In Indo-European mythology, particular, in Slavic, Baltic and Germanic mythologies there is a so-called World Tree, more precisely, World Oak that plays a sacred role and connects the underworld to heaven.
It is mentioned in Pushkin's poem "Ruslan and Ludmila" which starts "At Lukomorie there is an oak green, a golden chain is on that oak..."
I looked up what Lukomorie is. It literally means "a sea arc, bow". Russian Wikipedia describes it as "in Slavic mythology, a holy place at the edge of universe, where the World Tree grows".
The The Tale of Igor's Campaign describing Prince Igor's campaign of 1185 uses this word to refer to the area near the North-Western shore of the Azov sea, as do other sources.

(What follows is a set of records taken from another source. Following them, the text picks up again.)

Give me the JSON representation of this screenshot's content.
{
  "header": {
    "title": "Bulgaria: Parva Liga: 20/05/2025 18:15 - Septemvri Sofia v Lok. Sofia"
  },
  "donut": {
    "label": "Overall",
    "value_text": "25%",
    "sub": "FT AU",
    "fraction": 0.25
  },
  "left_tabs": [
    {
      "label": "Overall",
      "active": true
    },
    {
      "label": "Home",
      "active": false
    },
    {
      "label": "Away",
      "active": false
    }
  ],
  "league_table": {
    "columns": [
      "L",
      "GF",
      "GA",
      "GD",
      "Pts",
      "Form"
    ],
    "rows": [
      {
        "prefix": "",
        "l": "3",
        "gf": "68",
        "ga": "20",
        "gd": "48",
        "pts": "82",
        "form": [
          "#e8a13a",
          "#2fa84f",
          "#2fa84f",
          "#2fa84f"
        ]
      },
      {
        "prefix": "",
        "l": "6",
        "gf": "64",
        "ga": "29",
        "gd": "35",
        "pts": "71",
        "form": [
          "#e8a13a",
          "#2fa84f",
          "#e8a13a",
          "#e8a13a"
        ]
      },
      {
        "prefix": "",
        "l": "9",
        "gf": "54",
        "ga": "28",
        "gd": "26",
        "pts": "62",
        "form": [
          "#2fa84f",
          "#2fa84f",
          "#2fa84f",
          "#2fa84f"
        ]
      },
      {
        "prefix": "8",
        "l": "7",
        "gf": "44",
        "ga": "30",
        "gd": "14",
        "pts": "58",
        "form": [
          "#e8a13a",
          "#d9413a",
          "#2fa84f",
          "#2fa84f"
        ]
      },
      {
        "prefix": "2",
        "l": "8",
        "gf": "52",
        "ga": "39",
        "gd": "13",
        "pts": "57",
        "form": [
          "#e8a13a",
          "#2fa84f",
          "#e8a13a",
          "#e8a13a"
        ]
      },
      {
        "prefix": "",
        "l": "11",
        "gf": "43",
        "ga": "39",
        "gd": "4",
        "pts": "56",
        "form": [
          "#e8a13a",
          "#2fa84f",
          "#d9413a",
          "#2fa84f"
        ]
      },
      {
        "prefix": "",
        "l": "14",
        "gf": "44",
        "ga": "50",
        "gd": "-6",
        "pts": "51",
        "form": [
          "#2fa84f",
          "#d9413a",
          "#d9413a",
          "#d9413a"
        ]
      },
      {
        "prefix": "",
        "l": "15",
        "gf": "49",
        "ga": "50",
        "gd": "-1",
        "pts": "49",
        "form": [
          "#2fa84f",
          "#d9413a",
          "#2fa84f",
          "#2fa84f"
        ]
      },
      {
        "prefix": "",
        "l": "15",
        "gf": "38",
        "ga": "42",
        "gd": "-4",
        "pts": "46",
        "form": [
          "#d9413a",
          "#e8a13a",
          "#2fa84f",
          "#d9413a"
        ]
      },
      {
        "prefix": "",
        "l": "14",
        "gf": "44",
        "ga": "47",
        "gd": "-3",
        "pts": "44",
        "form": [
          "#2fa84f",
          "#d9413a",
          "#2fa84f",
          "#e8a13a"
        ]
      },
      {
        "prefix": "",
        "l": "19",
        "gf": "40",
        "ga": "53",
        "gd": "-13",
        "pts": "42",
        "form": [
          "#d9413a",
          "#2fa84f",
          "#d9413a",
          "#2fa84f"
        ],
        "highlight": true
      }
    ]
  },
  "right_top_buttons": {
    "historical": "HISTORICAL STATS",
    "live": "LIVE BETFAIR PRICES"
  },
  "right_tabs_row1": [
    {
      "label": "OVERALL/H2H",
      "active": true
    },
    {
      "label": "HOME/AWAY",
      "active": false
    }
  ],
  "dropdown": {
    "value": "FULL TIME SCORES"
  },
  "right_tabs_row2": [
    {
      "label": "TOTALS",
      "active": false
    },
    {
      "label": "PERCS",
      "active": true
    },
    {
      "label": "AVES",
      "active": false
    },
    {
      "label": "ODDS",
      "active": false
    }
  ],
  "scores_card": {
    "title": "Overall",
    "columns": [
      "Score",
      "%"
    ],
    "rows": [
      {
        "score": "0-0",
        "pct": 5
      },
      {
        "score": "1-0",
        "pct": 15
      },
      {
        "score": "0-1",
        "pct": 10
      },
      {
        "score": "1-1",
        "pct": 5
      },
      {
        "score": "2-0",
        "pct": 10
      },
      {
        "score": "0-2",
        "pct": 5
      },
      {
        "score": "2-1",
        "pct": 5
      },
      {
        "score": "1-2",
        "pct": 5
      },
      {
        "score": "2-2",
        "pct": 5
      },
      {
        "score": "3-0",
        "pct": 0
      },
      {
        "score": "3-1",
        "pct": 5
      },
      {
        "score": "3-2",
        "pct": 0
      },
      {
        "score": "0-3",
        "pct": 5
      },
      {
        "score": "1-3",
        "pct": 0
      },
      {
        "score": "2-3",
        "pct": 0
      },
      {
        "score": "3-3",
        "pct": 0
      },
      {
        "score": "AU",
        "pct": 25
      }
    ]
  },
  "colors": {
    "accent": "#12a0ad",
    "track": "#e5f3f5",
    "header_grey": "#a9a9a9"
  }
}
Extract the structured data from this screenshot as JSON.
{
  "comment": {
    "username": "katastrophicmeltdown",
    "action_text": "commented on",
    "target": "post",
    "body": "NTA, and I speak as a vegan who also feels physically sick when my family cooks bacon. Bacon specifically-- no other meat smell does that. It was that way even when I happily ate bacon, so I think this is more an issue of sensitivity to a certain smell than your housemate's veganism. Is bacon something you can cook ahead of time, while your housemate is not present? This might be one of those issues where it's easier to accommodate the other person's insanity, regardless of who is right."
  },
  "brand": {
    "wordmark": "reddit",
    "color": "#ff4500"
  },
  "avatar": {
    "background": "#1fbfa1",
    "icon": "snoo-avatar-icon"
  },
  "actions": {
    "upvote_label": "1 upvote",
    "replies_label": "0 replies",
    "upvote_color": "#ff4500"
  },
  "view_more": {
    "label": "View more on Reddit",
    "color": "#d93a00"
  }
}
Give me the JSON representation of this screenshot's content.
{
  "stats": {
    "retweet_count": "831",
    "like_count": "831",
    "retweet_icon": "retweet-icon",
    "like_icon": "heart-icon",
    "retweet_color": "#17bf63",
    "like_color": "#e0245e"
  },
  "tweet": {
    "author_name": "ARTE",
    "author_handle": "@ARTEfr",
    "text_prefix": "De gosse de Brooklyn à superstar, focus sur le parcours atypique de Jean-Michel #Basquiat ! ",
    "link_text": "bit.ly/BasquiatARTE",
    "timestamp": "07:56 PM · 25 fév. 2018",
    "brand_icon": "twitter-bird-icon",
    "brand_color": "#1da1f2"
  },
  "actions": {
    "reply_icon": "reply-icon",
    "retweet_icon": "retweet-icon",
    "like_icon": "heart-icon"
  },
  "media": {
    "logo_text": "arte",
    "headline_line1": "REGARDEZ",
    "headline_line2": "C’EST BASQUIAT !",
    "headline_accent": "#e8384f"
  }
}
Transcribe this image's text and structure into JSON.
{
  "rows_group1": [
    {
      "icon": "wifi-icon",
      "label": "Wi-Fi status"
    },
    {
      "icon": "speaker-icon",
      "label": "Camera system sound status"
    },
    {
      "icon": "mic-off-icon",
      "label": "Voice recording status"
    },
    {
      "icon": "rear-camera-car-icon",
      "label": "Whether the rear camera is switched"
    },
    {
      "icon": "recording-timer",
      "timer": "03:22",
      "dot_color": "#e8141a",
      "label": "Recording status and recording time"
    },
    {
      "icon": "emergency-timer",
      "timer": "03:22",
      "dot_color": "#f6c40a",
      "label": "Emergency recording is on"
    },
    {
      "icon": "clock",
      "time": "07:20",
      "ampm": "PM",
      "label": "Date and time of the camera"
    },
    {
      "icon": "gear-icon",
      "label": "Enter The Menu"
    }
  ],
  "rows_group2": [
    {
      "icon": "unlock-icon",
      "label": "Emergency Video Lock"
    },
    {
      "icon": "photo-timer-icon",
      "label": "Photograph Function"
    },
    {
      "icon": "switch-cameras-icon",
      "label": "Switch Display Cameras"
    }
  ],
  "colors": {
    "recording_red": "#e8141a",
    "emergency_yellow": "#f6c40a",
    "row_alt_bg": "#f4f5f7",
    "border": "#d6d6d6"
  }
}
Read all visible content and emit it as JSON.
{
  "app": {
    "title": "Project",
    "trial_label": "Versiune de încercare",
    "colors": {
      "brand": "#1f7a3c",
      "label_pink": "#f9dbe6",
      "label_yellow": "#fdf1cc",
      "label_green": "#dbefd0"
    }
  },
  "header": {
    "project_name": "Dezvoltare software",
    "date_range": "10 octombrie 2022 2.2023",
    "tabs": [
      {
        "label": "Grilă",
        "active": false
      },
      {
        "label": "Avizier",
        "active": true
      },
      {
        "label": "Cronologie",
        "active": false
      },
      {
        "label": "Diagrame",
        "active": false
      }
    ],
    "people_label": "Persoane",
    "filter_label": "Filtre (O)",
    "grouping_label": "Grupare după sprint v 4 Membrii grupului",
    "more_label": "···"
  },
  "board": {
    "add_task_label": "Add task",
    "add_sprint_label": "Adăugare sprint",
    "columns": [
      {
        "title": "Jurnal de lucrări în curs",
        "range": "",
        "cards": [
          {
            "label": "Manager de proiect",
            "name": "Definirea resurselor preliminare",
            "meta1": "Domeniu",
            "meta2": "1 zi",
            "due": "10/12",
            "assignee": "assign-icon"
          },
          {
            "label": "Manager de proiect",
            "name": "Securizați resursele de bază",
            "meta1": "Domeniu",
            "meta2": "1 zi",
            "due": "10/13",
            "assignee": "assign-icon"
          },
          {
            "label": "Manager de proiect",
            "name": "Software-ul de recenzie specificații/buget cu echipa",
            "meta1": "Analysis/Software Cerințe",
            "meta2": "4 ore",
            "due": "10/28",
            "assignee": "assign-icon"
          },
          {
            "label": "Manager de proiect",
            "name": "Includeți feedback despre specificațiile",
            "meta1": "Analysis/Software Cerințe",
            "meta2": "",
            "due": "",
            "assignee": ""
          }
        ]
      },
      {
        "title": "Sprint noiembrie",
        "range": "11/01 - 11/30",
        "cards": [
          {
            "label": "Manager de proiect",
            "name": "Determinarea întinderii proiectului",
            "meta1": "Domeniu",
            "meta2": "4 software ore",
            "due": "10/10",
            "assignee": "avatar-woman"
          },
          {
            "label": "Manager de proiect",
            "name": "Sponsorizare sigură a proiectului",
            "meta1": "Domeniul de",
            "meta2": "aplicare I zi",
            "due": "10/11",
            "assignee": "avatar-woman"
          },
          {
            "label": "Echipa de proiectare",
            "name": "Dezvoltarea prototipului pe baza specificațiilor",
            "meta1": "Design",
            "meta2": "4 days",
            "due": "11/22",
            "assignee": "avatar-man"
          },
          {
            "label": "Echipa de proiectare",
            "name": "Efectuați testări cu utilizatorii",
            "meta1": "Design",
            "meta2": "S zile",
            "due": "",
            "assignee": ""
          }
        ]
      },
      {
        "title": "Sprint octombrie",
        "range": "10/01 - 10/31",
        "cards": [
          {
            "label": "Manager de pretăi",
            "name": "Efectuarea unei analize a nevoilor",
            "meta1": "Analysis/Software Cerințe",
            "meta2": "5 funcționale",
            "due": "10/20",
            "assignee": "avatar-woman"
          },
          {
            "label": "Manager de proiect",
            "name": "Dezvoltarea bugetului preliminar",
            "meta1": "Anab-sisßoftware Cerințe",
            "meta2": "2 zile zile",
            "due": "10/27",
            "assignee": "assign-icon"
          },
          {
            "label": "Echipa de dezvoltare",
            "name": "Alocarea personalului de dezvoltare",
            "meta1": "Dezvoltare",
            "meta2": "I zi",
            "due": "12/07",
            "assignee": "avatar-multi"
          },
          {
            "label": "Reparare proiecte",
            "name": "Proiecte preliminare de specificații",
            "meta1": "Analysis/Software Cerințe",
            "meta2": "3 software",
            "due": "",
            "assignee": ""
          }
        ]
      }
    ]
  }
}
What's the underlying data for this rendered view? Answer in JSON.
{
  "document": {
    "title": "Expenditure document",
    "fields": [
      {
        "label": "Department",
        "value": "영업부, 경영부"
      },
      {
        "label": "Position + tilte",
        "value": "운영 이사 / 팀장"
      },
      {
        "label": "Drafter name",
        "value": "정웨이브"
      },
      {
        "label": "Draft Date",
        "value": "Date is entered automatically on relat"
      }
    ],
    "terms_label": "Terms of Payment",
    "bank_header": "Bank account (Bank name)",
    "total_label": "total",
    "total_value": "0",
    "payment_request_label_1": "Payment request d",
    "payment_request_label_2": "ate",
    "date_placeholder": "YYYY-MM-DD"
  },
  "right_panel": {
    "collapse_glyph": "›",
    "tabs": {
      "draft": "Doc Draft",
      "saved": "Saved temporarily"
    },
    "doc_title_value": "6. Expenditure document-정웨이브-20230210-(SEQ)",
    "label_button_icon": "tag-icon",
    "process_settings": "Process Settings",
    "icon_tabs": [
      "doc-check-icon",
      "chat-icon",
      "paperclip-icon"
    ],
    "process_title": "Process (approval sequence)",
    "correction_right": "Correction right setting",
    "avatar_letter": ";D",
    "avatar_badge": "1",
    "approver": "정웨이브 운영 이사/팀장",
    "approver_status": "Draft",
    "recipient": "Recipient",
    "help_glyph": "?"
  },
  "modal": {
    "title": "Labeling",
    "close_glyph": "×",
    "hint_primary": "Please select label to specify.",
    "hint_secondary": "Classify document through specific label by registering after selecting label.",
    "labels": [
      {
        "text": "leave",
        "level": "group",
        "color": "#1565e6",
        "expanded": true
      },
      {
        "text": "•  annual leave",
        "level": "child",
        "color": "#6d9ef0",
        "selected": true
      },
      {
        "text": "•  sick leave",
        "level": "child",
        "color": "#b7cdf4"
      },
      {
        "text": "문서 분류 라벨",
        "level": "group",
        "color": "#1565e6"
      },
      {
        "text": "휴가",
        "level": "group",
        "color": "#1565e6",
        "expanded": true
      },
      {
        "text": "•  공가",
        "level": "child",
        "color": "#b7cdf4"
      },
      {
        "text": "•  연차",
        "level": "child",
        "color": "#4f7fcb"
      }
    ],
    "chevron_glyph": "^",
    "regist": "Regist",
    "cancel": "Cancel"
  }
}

Here is a map that labels the tribe occupying the region as "Lukomorie Polovtsi":
A Google map of the area indeed shows bow-like formations:
But what is more interesting, is where the sea reached formerly. In fact, formerly the sea occupied the arc-shaped gulf (now called Milk Liman) reaching beyond the modern city of Melitopol.
Lets look even closer.
This is a place that was formerly situated at the very end of the bow-shaped gulf, at the very shore of the sea. The bright spot on the photo is the archeological site Kamennaya Mogila. The place was venerated as a holy site at least from the 20th century BC to 12th century AD (possibly, even 17th century), well after the adoption of Christianity by the Kievan Rus. Some researchers (Rossokha) think it was venerated since the era of Proto-Indo-European unity, namely, Sredny Stog culture. This makes it the longest continuously venerated pagan holy site. The innards of the site are inscribed with a non-deciphered ancient language.
The site is located at the place of ancient estuary of the river, called by Herodotus as Γέρρος, which a Scythian name, that comes from a Sanskrit-related language where it was called Gorasa which literally means "milk", and even in Modern Russian it is called "Milk river".
That said, I wonder, how probable it is that the so-called World Oak was originally located at this place.